RITA Conference Brings the Retirement Industry Together
Having recently celebrated their 30th anniversary, the Retirement Industry Trust Association (RITA) held their spring conference in Washington D.C. From March 27 - 29, representatives of the self-directed retirement business came together to compare approaches to common challenges and gauge the overall climate of the retirement industry. Our principals, Bill Humphrey and Catherine Wynne, as well as our Chief Operating Officer, Jessica Loza, represented New Direction IRA at the conference. They came away with several key insights:
Last year, Senator Ron Wyden of Oregon tasked the Government Accountability Office (GAO) with investigating self-directed retirement accounts and with providing recommendations based on their analysis. The overall process of administering accounts, fair market valuations, and unrelated business income tax remain popular topics of research. The correct reporting of conversions and the proper administration of “checkbook” IRAs have also received special attention in recent months.
Checkbook IRAs provide account holders with direct access to retirement funds upon establishment and funding of a qualified business entity within an IRA or 401(k). This direct access increases the likelihood of prohibited transactions, regardless of intention. The IRS is therefore faced with the unique challenge of creating and enforcing a clear set of regulations to prevent offenders from circumventing tax law, while also upholding the freedom of responsible individuals to take full advantage of checkbook IRAs.
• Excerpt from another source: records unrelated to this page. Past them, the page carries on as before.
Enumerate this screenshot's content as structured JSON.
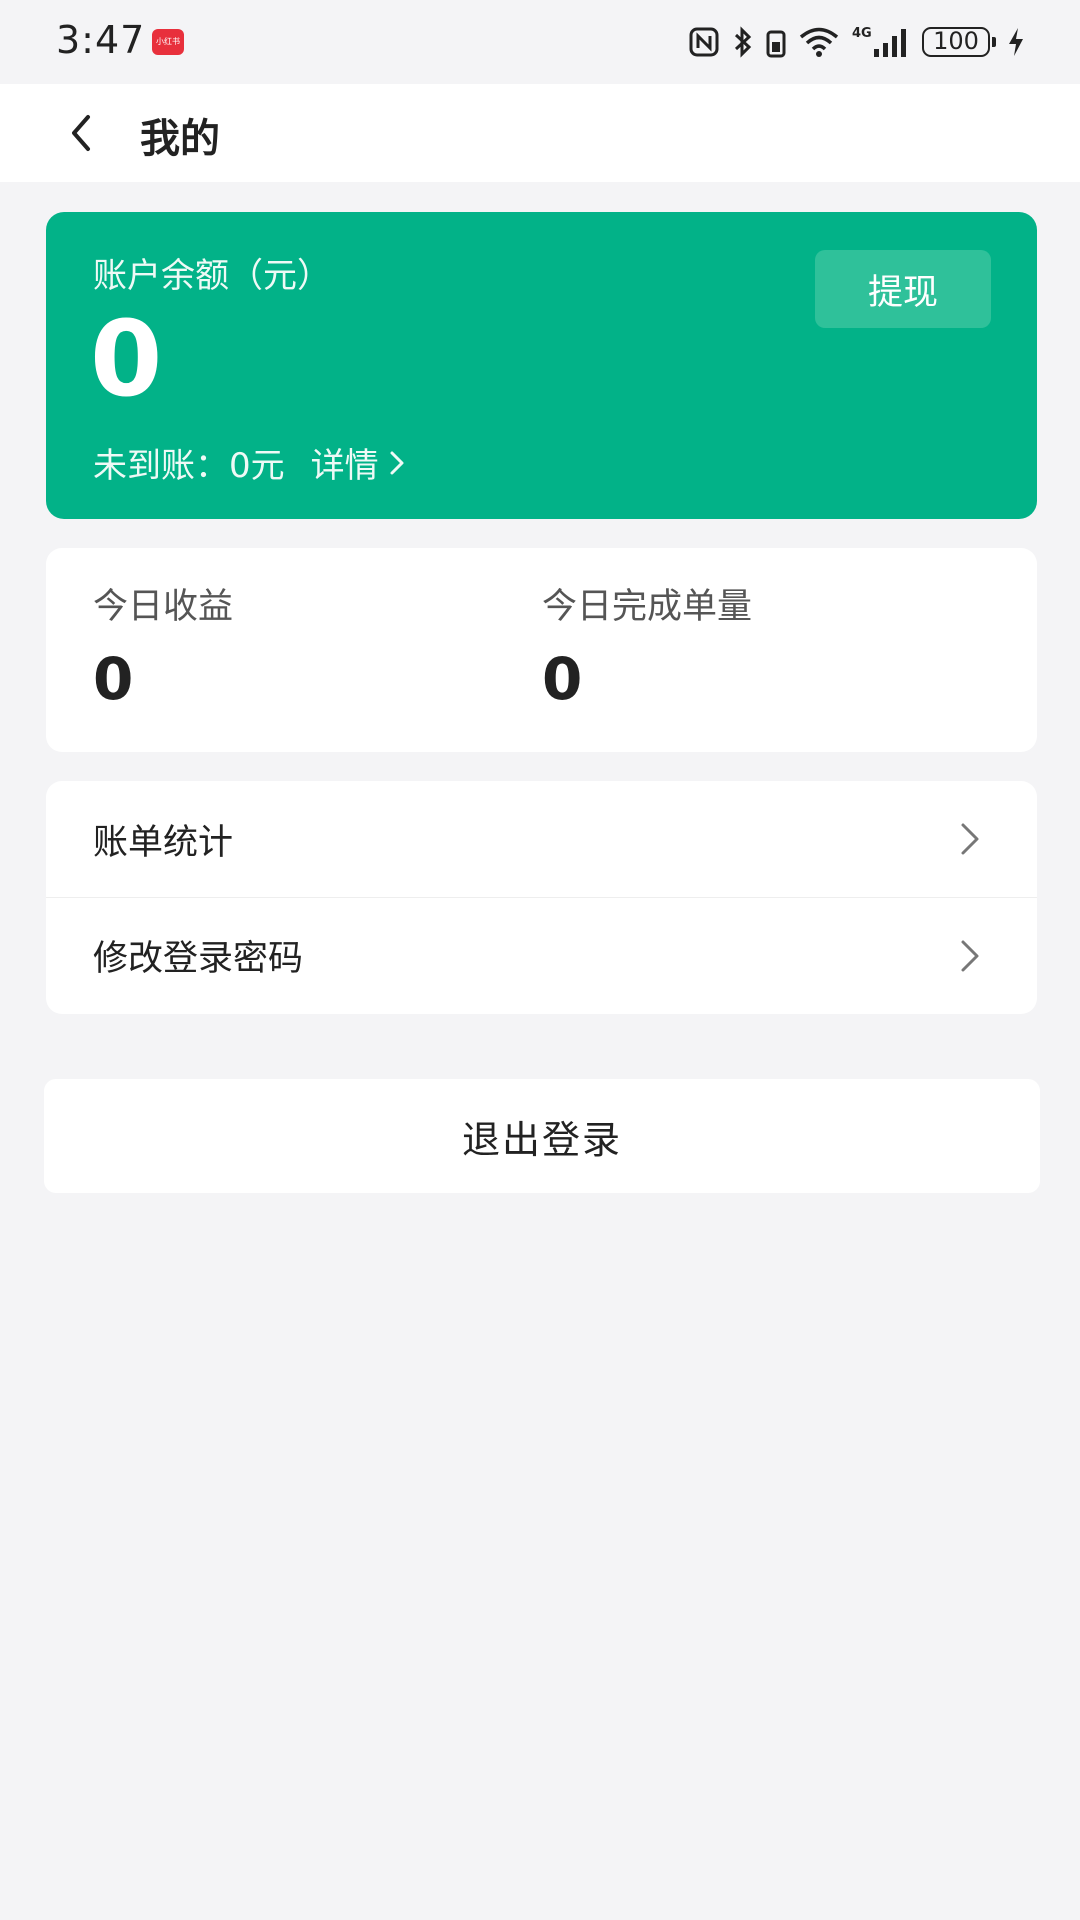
{
  "status_bar": {
    "time": "3:47",
    "app_badge": "小红书",
    "battery": "100",
    "network": "4G",
    "icons": [
      "nfc-icon",
      "bluetooth-icon",
      "wifi-icon",
      "signal-icon",
      "battery-icon",
      "charging-icon"
    ]
  },
  "nav": {
    "title": "我的",
    "back_icon": "chevron-left-icon"
  },
  "balance": {
    "label": "账户余额（元）",
    "value": "0",
    "withdraw_label": "提现",
    "pending_label": "未到账：",
    "pending_value": "0元",
    "detail_label": "详情"
  },
  "stats": {
    "today_income_label": "今日收益",
    "today_income_value": "0",
    "today_orders_label": "今日完成单量",
    "today_orders_value": "0"
  },
  "menu": {
    "items": [
      {
        "label": "账单统计"
      },
      {
        "label": "修改登录密码"
      }
    ]
  },
  "logout_label": "退出登录",
  "colors": {
    "accent": "#02b288",
    "background": "#f4f4f6",
    "card": "#ffffff"
  }
}
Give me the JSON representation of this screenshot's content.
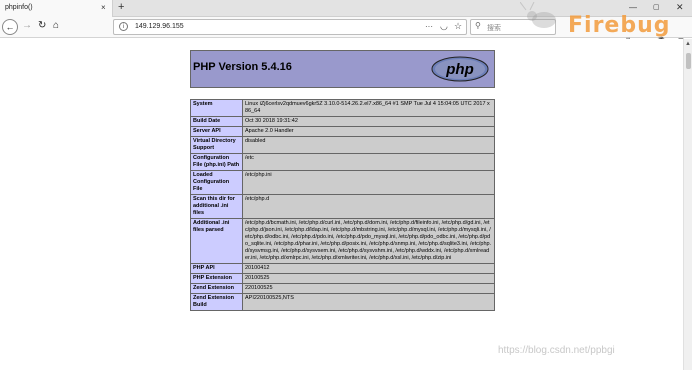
{
  "browser": {
    "tab_title": "phpinfo()",
    "tab_close": "×",
    "new_tab": "+",
    "url": "149.129.96.155",
    "url_more": "···",
    "search_placeholder": "搜索",
    "firebug_label": "Firebug",
    "window_min": "—",
    "window_max": "▢",
    "window_close": "✕"
  },
  "page": {
    "title": "PHP Version 5.4.16",
    "logo_text": "php",
    "rows": [
      {
        "label": "System",
        "value": "Linux iZj6cerlsv2qdmuev6gkr5Z 3.10.0-514.26.2.el7.x86_64 #1 SMP Tue Jul 4 15:04:05 UTC 2017 x86_64"
      },
      {
        "label": "Build Date",
        "value": "Oct 30 2018 19:31:42"
      },
      {
        "label": "Server API",
        "value": "Apache 2.0 Handler"
      },
      {
        "label": "Virtual Directory Support",
        "value": "disabled"
      },
      {
        "label": "Configuration File (php.ini) Path",
        "value": "/etc"
      },
      {
        "label": "Loaded Configuration File",
        "value": "/etc/php.ini"
      },
      {
        "label": "Scan this dir for additional .ini files",
        "value": "/etc/php.d"
      },
      {
        "label": "Additional .ini files parsed",
        "value": "/etc/php.d/bcmath.ini, /etc/php.d/curl.ini, /etc/php.d/dom.ini, /etc/php.d/fileinfo.ini, /etc/php.d/gd.ini, /etc/php.d/json.ini, /etc/php.d/ldap.ini, /etc/php.d/mbstring.ini, /etc/php.d/mysql.ini, /etc/php.d/mysqli.ini, /etc/php.d/odbc.ini, /etc/php.d/pdo.ini, /etc/php.d/pdo_mysql.ini, /etc/php.d/pdo_odbc.ini, /etc/php.d/pdo_sqlite.ini, /etc/php.d/phar.ini, /etc/php.d/posix.ini, /etc/php.d/snmp.ini, /etc/php.d/sqlite3.ini, /etc/php.d/sysvmsg.ini, /etc/php.d/sysvsem.ini, /etc/php.d/sysvshm.ini, /etc/php.d/wddx.ini, /etc/php.d/xmlreader.ini, /etc/php.d/xmlrpc.ini, /etc/php.d/xmlwriter.ini, /etc/php.d/xsl.ini, /etc/php.d/zip.ini"
      },
      {
        "label": "PHP API",
        "value": "20100412"
      },
      {
        "label": "PHP Extension",
        "value": "20100525"
      },
      {
        "label": "Zend Extension",
        "value": "220100525"
      },
      {
        "label": "Zend Extension Build",
        "value": "API220100525,NTS"
      }
    ]
  },
  "watermark": "https://blog.csdn.net/ppbgi",
  "colors": {
    "header_bg": "#9999cc",
    "label_bg": "#ccccff",
    "value_bg": "#cccccc",
    "firebug_orange": "#f39c3c"
  }
}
Although specific courses of action regarding these matters remain unclear, the GAO has observed that further IRS instruction is needed to promote a uniform process among custodians, administrators, and trustees. These instructions will likely manifest through amendments and additions to IRS Publication 590 and other such regulatory publications.
The White House has proposed a 180-day delay for the Department of Labor Fiduciary Rule that was meant to take effect this month. The rule was designed to protect investors by assigning fiduciary responsibility to any individual or entity that recommends, endorses, or provides any measure of advice toward an investment strategy. This would mean that brokers, dealers, or any other investment intermediaries must act in the best interest of their clients and have reasonable belief that their proposals will yield positive results.
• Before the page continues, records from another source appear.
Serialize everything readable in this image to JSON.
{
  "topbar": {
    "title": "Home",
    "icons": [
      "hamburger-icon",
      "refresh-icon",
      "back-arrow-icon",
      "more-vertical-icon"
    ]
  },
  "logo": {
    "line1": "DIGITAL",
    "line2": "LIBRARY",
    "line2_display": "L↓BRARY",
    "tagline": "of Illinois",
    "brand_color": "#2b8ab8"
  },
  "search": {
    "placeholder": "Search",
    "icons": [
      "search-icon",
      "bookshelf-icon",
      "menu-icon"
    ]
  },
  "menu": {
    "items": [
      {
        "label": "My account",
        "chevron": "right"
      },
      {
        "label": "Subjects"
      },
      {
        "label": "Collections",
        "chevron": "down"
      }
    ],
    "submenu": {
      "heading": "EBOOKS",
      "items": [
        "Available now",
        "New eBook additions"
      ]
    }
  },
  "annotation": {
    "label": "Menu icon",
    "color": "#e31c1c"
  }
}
Opponents of the rule suggest that regulating businesses in this manner will do more harm than good. Certain interpretations suggest that any investment transaction could be construed as a fiduciary exchange, creating new obstacles for businesses and limiting consumer access to asset marketplaces. In an effort to prompt further review, President Trump issued a memorandum to delay the implementation of the rule by another six months.
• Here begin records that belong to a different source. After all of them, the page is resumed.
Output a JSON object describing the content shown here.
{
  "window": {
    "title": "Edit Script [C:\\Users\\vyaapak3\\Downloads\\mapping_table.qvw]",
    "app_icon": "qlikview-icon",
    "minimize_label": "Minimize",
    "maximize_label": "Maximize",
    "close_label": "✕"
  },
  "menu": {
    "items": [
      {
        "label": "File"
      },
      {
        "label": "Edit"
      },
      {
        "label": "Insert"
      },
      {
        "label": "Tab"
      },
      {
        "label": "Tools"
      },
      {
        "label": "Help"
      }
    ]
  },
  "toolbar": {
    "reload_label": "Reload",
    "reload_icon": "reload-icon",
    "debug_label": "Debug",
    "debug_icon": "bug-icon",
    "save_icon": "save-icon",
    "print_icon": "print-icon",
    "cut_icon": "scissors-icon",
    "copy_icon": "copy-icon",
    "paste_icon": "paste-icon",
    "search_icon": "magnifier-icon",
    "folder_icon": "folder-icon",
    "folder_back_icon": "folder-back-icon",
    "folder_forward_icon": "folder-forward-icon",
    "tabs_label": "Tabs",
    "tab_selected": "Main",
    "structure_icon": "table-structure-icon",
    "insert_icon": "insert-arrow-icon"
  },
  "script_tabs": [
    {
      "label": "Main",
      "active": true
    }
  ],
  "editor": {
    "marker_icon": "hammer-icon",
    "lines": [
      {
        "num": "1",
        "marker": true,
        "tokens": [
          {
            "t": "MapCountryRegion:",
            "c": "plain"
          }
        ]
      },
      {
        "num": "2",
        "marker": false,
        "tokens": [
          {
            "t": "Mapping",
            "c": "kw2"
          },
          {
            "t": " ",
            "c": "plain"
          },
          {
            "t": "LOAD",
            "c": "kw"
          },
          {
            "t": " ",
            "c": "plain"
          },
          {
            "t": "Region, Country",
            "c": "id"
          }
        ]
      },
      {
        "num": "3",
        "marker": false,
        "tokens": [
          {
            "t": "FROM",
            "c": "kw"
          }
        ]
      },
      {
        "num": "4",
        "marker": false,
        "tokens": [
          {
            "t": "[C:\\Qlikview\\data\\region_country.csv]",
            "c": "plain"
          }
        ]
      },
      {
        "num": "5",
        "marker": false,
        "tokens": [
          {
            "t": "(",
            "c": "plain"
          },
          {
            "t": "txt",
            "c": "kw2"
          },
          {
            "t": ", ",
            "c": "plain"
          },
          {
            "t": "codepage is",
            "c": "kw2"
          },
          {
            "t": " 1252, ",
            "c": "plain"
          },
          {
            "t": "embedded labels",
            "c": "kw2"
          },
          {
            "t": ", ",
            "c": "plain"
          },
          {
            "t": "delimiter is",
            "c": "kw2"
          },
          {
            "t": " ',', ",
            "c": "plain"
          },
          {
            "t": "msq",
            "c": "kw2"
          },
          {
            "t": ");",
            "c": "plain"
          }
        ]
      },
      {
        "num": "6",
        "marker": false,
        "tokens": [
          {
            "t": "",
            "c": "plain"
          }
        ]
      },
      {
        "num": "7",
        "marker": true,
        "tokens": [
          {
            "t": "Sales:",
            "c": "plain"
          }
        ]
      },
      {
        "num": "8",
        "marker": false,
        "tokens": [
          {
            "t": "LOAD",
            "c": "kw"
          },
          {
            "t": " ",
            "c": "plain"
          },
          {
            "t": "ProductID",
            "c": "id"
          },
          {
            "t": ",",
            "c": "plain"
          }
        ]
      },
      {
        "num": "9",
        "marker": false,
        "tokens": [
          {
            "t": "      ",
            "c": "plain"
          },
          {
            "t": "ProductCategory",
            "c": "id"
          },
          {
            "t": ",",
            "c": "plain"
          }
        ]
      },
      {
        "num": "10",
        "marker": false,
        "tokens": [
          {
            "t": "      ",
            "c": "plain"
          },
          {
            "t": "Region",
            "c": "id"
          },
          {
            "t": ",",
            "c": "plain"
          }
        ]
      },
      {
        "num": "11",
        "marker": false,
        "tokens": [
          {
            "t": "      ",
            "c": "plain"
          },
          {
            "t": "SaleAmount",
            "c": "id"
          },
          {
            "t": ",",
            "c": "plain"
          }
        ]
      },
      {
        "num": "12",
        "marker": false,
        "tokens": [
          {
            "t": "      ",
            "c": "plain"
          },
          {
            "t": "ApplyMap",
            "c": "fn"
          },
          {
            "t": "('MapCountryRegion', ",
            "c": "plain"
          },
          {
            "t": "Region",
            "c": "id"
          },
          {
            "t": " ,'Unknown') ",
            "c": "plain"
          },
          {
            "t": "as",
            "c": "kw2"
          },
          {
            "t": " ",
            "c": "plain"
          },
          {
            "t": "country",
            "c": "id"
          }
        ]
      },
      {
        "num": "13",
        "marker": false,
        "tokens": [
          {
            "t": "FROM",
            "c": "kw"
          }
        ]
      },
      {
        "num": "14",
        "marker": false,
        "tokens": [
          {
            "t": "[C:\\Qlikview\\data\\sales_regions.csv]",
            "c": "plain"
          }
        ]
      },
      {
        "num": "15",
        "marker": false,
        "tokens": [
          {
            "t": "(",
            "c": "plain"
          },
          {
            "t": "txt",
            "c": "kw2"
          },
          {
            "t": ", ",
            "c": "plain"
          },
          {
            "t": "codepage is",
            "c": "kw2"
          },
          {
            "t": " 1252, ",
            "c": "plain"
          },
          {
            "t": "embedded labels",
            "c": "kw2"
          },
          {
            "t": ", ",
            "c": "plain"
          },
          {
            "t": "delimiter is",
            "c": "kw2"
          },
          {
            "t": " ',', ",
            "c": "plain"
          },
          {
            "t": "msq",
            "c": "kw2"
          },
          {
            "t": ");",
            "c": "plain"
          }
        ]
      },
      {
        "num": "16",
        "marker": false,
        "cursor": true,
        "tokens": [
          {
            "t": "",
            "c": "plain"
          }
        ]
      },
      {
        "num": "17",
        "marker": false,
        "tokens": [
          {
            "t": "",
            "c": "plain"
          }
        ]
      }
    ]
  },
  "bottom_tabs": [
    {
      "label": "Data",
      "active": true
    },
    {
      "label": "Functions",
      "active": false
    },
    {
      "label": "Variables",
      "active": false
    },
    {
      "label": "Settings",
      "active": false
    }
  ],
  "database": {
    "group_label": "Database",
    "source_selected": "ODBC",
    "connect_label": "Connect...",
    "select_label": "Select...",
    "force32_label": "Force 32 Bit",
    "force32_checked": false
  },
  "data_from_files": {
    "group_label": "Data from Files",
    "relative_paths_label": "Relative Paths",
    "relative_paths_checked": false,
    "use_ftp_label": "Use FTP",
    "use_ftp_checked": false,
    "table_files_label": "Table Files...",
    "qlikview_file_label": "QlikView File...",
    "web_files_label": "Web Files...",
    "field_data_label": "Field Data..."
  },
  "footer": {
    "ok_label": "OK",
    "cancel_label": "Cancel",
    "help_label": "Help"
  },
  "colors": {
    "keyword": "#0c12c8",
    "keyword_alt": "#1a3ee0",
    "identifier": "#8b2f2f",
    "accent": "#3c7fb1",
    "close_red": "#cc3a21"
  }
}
While the memorandum itself is not in full effect, the Department of Labor has agreed not to assess any penalties applicable to violations of the rule until the memorandum is either applied or repealed. Ten days after the Department of Labor made their decision, the IRS followed suit by also agreeing to withhold punitive measures for the time being. Therefore, while the rule is set to take hold in the coming days, its potential impact on the self-directed retirement industry is yet to be fully realized.